As reported on Monday, the Isle of Man may seek to retain the health care arrangement following mounting concern among residents and lawmakers on the island.
As for whether the IoM was considering seeking a different relationship with the European Union – of which it is not a member, and which some islanders believe would benefit with an arrangement similar to that enjoyed by Switzerland – Bell said only that it was “far too early at this stage to say what new relationships may evolve from the events of the past two or three years”.
“The international debate over international standards and the building of closer relationships among various sectors has continued now for quite some time, and clearly that debate will continue,” he added.
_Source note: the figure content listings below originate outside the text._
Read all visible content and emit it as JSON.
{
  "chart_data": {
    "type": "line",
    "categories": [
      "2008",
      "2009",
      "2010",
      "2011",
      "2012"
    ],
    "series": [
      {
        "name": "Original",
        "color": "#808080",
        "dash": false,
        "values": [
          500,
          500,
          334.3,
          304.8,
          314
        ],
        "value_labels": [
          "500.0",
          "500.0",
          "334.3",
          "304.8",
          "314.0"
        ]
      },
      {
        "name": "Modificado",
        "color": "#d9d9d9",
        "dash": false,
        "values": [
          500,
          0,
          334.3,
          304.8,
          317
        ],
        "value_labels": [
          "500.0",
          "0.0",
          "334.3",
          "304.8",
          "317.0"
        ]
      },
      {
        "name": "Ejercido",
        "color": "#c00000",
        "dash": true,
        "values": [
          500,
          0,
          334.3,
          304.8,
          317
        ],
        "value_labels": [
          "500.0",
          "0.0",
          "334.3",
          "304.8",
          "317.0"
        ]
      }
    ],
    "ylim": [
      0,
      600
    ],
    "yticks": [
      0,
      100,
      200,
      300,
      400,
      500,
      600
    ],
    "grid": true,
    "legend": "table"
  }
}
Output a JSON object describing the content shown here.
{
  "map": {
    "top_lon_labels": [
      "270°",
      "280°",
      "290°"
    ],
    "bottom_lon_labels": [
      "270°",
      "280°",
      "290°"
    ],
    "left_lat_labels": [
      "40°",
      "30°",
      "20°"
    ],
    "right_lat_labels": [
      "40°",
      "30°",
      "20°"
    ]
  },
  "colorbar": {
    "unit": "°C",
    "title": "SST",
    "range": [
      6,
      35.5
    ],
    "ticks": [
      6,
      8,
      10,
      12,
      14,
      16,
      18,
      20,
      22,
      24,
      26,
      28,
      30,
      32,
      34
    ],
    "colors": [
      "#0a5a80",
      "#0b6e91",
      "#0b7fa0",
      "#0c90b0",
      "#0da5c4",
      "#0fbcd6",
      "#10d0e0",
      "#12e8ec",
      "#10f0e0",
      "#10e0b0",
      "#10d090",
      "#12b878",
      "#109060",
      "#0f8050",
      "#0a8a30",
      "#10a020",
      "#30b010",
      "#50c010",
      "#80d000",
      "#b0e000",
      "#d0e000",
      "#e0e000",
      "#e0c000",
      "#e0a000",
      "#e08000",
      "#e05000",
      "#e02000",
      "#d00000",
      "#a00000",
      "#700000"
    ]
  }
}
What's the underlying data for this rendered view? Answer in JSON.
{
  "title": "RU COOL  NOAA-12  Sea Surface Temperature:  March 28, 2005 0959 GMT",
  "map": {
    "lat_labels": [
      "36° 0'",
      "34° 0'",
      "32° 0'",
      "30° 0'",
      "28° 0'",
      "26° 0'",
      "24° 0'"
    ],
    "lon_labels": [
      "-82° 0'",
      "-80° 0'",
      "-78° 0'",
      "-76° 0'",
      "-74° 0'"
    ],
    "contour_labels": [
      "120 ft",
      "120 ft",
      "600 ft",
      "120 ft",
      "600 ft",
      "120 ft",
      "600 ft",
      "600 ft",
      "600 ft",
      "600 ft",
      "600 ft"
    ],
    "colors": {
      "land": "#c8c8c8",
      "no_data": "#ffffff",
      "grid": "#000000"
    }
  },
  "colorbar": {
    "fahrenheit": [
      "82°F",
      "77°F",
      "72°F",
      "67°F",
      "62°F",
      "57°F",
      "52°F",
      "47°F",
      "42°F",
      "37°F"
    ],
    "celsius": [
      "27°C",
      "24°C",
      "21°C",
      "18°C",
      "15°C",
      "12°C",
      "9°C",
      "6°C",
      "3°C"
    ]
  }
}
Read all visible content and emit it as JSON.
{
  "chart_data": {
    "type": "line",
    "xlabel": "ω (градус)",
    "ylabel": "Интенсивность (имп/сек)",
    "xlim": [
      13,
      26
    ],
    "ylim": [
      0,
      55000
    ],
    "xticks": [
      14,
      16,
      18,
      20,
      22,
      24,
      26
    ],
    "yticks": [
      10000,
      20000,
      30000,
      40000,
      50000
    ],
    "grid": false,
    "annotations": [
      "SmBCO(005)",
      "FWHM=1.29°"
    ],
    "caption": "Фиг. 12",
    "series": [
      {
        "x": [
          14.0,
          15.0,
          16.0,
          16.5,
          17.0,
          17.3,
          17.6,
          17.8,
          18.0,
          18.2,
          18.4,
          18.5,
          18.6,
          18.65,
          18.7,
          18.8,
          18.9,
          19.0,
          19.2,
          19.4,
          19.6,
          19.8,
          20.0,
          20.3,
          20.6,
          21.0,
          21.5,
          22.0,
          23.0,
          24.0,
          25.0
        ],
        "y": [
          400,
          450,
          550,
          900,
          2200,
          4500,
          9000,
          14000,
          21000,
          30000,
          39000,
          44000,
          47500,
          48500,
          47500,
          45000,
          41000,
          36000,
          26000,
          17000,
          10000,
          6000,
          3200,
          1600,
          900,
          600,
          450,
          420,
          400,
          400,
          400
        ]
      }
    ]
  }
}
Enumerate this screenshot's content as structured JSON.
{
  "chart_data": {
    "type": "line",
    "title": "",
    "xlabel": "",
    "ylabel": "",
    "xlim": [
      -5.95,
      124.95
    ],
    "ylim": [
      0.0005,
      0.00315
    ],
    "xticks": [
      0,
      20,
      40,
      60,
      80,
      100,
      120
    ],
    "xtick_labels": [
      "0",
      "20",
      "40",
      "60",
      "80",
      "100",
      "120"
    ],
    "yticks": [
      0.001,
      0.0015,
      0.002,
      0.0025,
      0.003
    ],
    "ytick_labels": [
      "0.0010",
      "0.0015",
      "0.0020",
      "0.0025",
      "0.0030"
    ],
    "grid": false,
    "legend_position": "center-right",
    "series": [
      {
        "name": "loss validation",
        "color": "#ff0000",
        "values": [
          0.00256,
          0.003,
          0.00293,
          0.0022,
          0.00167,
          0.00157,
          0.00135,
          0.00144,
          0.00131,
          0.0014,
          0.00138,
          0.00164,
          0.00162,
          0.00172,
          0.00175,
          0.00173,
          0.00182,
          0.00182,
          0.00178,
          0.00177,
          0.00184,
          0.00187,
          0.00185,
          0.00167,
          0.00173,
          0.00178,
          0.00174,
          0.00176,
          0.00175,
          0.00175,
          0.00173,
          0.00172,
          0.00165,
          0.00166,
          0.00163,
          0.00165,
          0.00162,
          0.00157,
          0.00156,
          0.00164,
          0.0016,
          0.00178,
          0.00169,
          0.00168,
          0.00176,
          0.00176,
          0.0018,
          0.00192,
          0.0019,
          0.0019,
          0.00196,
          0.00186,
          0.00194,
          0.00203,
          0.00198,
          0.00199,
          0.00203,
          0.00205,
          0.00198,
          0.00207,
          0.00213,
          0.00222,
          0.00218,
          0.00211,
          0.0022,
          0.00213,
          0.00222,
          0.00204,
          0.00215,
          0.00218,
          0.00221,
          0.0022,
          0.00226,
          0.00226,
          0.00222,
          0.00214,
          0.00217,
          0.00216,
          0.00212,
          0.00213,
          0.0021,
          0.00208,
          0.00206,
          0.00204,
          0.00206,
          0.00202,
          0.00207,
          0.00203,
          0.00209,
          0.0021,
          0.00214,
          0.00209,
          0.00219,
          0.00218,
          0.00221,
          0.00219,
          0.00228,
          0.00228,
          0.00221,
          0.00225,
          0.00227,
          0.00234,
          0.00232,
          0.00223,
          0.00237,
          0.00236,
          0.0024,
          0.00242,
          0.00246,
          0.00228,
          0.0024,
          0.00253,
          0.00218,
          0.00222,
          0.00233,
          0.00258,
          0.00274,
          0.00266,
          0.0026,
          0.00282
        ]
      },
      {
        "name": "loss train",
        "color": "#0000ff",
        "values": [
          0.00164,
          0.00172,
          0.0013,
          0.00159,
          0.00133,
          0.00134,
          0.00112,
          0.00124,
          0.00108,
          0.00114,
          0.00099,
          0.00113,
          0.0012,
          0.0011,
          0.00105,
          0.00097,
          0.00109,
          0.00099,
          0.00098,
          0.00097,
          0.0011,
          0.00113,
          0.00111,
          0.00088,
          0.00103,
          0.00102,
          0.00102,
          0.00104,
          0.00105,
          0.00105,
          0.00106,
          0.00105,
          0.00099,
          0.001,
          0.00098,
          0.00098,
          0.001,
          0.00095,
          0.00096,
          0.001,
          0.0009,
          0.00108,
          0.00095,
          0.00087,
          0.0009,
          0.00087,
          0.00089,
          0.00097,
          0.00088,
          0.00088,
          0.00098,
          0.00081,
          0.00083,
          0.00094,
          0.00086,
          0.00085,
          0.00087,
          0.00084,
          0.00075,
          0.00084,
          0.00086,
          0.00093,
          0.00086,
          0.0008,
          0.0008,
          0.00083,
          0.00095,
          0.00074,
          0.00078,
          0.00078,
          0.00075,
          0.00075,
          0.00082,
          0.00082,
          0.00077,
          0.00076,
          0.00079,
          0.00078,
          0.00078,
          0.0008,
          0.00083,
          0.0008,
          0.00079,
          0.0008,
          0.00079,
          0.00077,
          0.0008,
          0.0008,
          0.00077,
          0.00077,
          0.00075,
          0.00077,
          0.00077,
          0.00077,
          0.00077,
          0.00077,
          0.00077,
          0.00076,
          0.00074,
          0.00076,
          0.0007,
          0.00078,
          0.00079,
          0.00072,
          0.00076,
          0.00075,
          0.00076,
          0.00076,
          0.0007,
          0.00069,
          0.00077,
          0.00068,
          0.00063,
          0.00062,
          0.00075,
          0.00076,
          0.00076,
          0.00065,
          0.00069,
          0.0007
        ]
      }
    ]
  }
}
“The Isle of Man is very much part of [that debate].”
New mood
Asked whether there was a new mood on the island compared with a year ago, when leaders of some recession-hit G20 countries were suggesting offshore “tax havens” were in large measure to blame for the crisis, Bell chose his words carefully.
“The debate about tax havens has been a wholly artificial and contrived issue in the first place. It is a phrase used to suit the purposes of any individual who might want to use it, without actually defining what it is they are talking about.
“But the IoM has had a very good report back from the IMF, it has been placed on the OECD white list, andits positive contributions have been confirmed in the Foot Review, so any fair-minded person would acknowledge that many of the scare stories which have been deliberately spread by politicians looking for scapegoats for the economic crisis have been confounded.
However, we recognise that there will [continue] to be politicians with deep-rooted prejudices against small financial centres, and we will need to stay alert to continue to defend our position.”
Still growing
Like a handful of other small financial centres, the Isle of Man has managed to avoid the global recession thus far, although its economy grew by only 2.5% in 2009, down from the 6% average annual growth it had grown accustomed to in previous years. Unemployment at the end of November stood at 2.1% on the island – that is, 885 Manx men and women were looking for work at that point – well below the rates of such neighbours as the UK (edging up towards 8%) and Ireland (12.5%).
And although the island’s economy has begun to show signs of stress, with a number of stores having closed and corporate down-sizings reported, Bell clearly feels that the trick with his budget will be to avoid putting the brakes on those elements of the economy that are ticking along as they are supposed to.
“The reduction in VAT [revenue, since December 2008] is affecting government revenues, but it is not directly impacting the economy,” Bell pointed out.
“The economy is still growing strong, financial services are still buoyant, and that is the way I hope things will stay that way for the time ahead.
“Yet in a general sense, clearly, you can’t remove £100m government expenditure from the economy without it having some impact on certain elements of it. Obviously we have to find a very substantial amount of money to balance the budget over the next few years. And we will be looking at every avenue to see which would be the best way.
“Changes will come by way of a combination of mainly spending reductions, the use of reserves, perhaps the increase of charges.”
Although “there may be a need to consider” fresh taxes, Bell added, again, the intention is still to avoid touching corporate rates.